The Supreme Court’s ruling means that attention shifts to the USDA, which can now allow limited planting of the Roundup Ready-resistant alfalfa seed pending completion of its EIS, which would pave the way for unlimited planting.
Under the 2007 court injunction farmers already using the GM crop were permitted to continue but any further planting was halted.
Following the 7-1 ruling, Justice Samuel Alito said that the District Court’s injunction on the planting of GM alfalfa went too far.
“An injunction is a drastic and extraordinary remedy, which should not be granted as a matter of course,” he wrote.
Monsanto v. Geertson Seed Farms is the first case involving GM crops to be heard by the Supreme Court and could have wider implications for the approval process of other GM crops, such as Monsanto’s Roundup Ready sugarbeets, which have also faced opposition from environmental groups.
Members of the organic food industry, including Organic Valley, Stonyfield Farms, and the Organic Trade Association, have argued that overturning the lower courts’ decision would “irreparably harm” the organic dairy industry due to the risk of cross-contamination of conventional alfalfa crops, which are widely used in feed for organic dairy cattle.
However, the Center for Food Safety – one of the groups that sued Monsanto over the planting of GM alfalfa, has hailed the Supreme Court’s ruling as a victory – because unlimited planting cannot begin until the USDA files its report on potential environmental effects. A draft EIS report released in December found no significant effect from the seeds on the environment or human health.

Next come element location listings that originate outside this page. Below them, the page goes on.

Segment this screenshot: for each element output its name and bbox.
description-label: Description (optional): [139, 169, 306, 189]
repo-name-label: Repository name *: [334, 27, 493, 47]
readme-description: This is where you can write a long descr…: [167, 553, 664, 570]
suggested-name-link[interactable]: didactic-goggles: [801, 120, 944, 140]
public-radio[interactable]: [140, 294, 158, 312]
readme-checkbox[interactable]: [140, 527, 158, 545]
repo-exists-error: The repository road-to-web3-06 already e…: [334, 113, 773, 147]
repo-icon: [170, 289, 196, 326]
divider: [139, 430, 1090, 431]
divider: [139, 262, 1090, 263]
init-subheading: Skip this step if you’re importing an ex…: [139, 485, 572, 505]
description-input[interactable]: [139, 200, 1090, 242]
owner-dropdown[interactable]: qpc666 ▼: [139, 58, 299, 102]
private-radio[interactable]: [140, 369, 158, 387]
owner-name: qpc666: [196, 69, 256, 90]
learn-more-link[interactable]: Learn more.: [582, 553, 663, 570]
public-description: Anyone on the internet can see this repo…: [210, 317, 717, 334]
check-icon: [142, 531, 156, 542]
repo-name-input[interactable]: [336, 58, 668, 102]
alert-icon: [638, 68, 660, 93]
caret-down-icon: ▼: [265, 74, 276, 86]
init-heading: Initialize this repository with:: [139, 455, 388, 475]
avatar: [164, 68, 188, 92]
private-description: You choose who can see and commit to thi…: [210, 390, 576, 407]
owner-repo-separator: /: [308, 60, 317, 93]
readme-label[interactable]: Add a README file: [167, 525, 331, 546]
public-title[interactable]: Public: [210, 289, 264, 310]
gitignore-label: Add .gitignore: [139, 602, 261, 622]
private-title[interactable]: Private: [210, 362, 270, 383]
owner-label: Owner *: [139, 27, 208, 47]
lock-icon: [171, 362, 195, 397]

Executive director of the Center for Food Safety Andrew Kimbrell said: “The ban on the crop will remain in place until a full and adequate EIS is prepared by USDA and they officially deregulate the crop. This is a year or more away according to the agency, and even then, a deregulation move may be subject to further litigation if the agency’s analysis is not adequate.”
However, Monsanto has said that the ruling allows the USDA to permit planting while the EIS is being prepared, which should enable Roundup Ready alfalfa to be used in the next planting season.
Monsanto’s alfalfa business lead Steve Welker said: "This is exceptionally good news received in time for the next planting season. Farmers have been waiting to hear this for quite some time. We have Roundup Ready alfalfa seed ready to deliver and await USDA guidance on its release. Our goal is to have everything in place for growers to plant in fall 2010."
Alfalfa is the fourth most commonly grown crop in the US, after corn, soybeans and wheat, and according to Monsanto, one percent is currently Roundup Ready alfalfa.